Day After Zuccotti Raid, Few Occupy Wall Street Protesters Gathering In Park

Day After Zuccotti Raid, Few Occupy Wall Street Protesters Gathering In Park

On Wednesday afternoon, a day and a half after the city temporarily evicted protesters from Zuccotti Park, security and media were in large supply. What was largely missing were the occupiers themselves.

"Let's face it, it's depressing to come down here and see the park naked," said Michael Fix, a New York filmmaker and core protester with a long history of activism, as he surveyed the 80 or so protesters scattered around the mostly empty space. While protesters were allowed back in the park on Tuesday, they were barred from bringing tents or sleeping bags.

An older man with a blue striped umbrella approached Fix. "Excuse me," he asked, "do you know where everyone is? There's no meetings or anything?"

Fix shrugged. "A lot of people are feeling shell shocked," he told the man. "People are sleeping." Fix, like many protesters surveyed, said he had only slept six hours since the pre-dawn raid on the park.

For both protesters and observers, questions about the near future outweigh answers right now. Without a geographic center, will people still be able to effectively organize? Without a place to sleep, will the crowd disperse? Will the occupiers retake the park or another space? And if they do not, will the loss of Zuccotti -- the birthplace of the movement -- prove to be a mortal blow or a temporary obstacle that, in the end, may strengthen the protest instead of breaking it?

On Wednesday afternoon, one thing was evident: whatever the future holds, the movement on this rainy afternoon was not in Zuccotti Park. Protesters stood in small groups talking, a few held signs. A man wearing a soaking leather jacket stood on the north side, where the information hub of the park once stood, and shouted with a hoarse voice to a group of about 20 that occupiers should not be restricted from using sound amplification -- an issue protesters have tried to work around to varying degrees of success. The crowd drifted away.

"People are warn out," Fix said. The raid was particularly hard, he added, on people new to organizing. "If you haven't been involved in movement building before, this is a devastating blow."

Tuesday night, an estimated 1,000 protesters streamed past a heavy police presence and through one of the two gaps in the metal barricades that now encircle the park to hold one of the largest General Assemblies -- the occupy movement's evening meeting -- yet. The discussion was forward looking: the future of Occupy Wall Street, sleeping arrangements, plans for the two-month anniversary day of action planned for Thursday.

Many occupiers said that Wednesday's diminished public presence was the calm between two storms. But many also acknowledged that beyond Thursday's rally, the future remains unclear.

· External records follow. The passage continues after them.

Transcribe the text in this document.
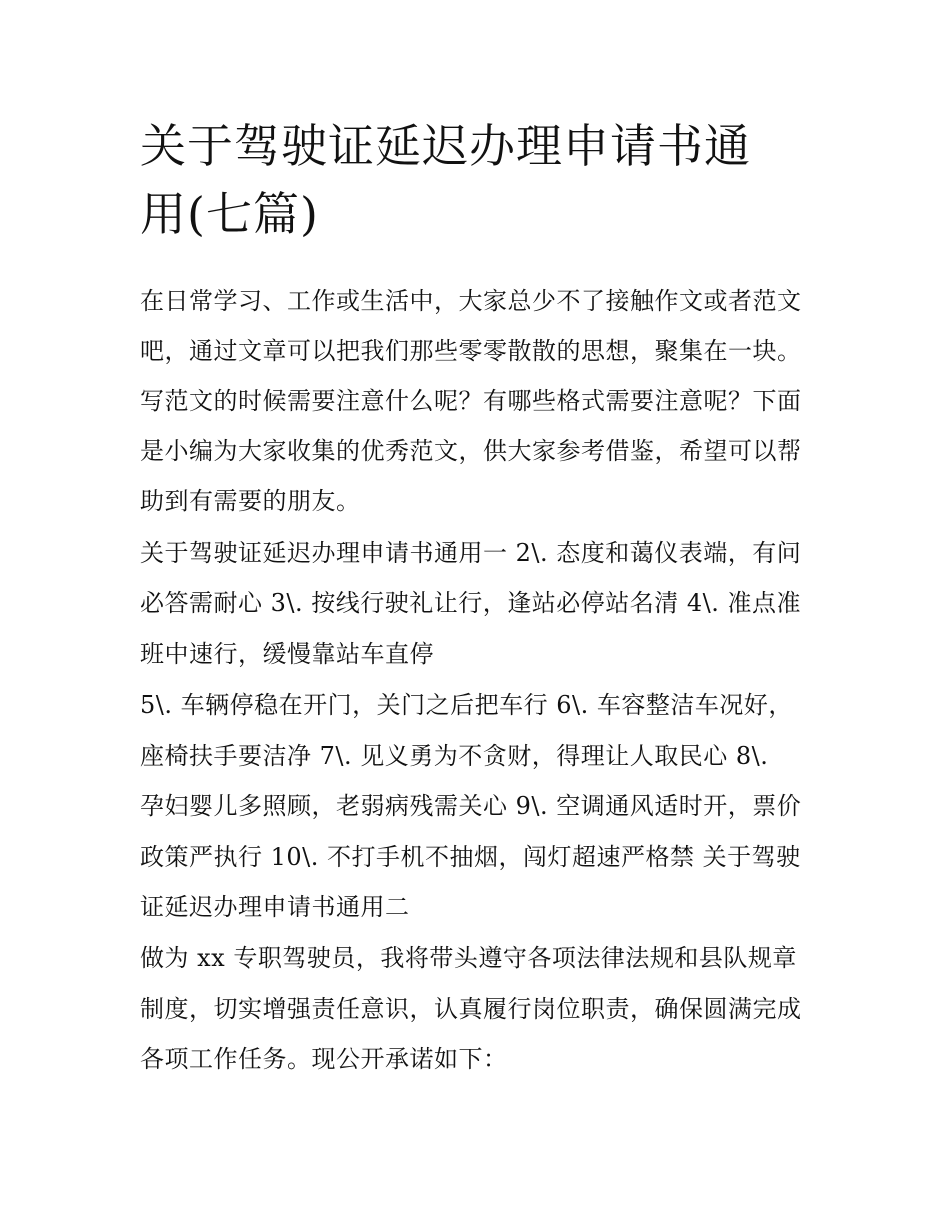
关于驾驶证延迟办理申请书通
用(七篇)

在日常学习、工作或生活中，大家总少不了接触作文或者范文

吧，通过文章可以把我们那些零零散散的思想，聚集在一块。

写范文的时候需要注意什么呢？有哪些格式需要注意呢？下面

是小编为大家收集的优秀范文，供大家参考借鉴，希望可以帮

助到有需要的朋友。

关于驾驶证延迟办理申请书通用一 2\. 态度和蔼仪表端，有问

必答需耐心 3\. 按线行驶礼让行，逢站必停站名清 4\. 准点准

班中速行，缓慢靠站车直停

5\. 车辆停稳在开门，关门之后把车行 6\. 车容整洁车况好，

座椅扶手要洁净 7\. 见义勇为不贪财，得理让人取民心 8\.

孕妇婴儿多照顾，老弱病残需关心 9\. 空调通风适时开，票价

政策严执行 10\. 不打手机不抽烟，闯灯超速严格禁 关于驾驶

证延迟办理申请书通用二

做为 xx 专职驾驶员，我将带头遵守各项法律法规和县队规章

制度，切实增强责任意识，认真履行岗位职责，确保圆满完成

各项工作任务。现公开承诺如下：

"Tomorrow is a huge day, so everyone is saving energy," said protester Max Bean, 29. He lives in New York City, and spent the day catching up on sleep and working from home. "But tomorrow is just an action day, not the future of the movement. I think we don't know where we're headed next."

At 60 Wall Street, an open atrium that has served as a central off-site meeting place for working groups (committees focused around issues related to the movement), there was also a radically diminished Occupy Wall Street presence. Before the raid, dozens of occupiers met daily around circular tables, amid potted plants to discuss everything from security issues in the park to alternative currencies. But on Wednesday around noon, only one table was devoted to the occupation.

Eight members of the mobile occupation working group -- one of several groups devoted to inter-occupation communication and outreach -- met to discuss a long-planned road trip from New York City to Florida, with 11 stops at occupations along the way.

The night of the raid, Charlie Gonzales, 31, had just finished and submitted his new proposal for the month-long trip. The mobile occupiers had not yet had time to read it. As protesters trickled into the space, they approached the group, hoping for more information about what was going on.

"When you sit here, you become an information booth," Gonzales said. "But we don't know where anyone is. If you find out, let us know."

Now that Zuccotti Park has been cleared, "there's a big push for inter-occupation communication," said Kelly Fragale, a member of the group.

Whether they'll be able to get funding approved by the General Assembly as previously planned remains unclear. But members of the group did not seem worried.

"Even if we just went tomorrow without any funding, without the GA's vote, we'd still be able to get a lot done," said Gonazales, an MIT trained mechanical engineer and owner of the trip bus, which runs on vegetable oil. "This isn't the end, it's really just the beginning."

Many expert observers agree that, despite Wednesday's weak showing, the movement is not grinding to a halt after Tuesday's raid.

"This thing has not played itself out by a long stretch," said Jeff Goodwin, a sociology professor at NYU who specializes in social movements and has been involved in a variety of Occupy Wall Street working groups and endeavors. Thursday's planned day of action, Goodwin said, will be one good test. Whether the protesters will find a new space to camp out in will be another.

"Movements that have accomplished something certainly have shown a capacity to bounce back from repression far worse than this and setbacks far far worse than what we've seen," Goodwin said. "There will come a point when some impatience starts to creep in, but that moment is not now. This has got a long life a head of it."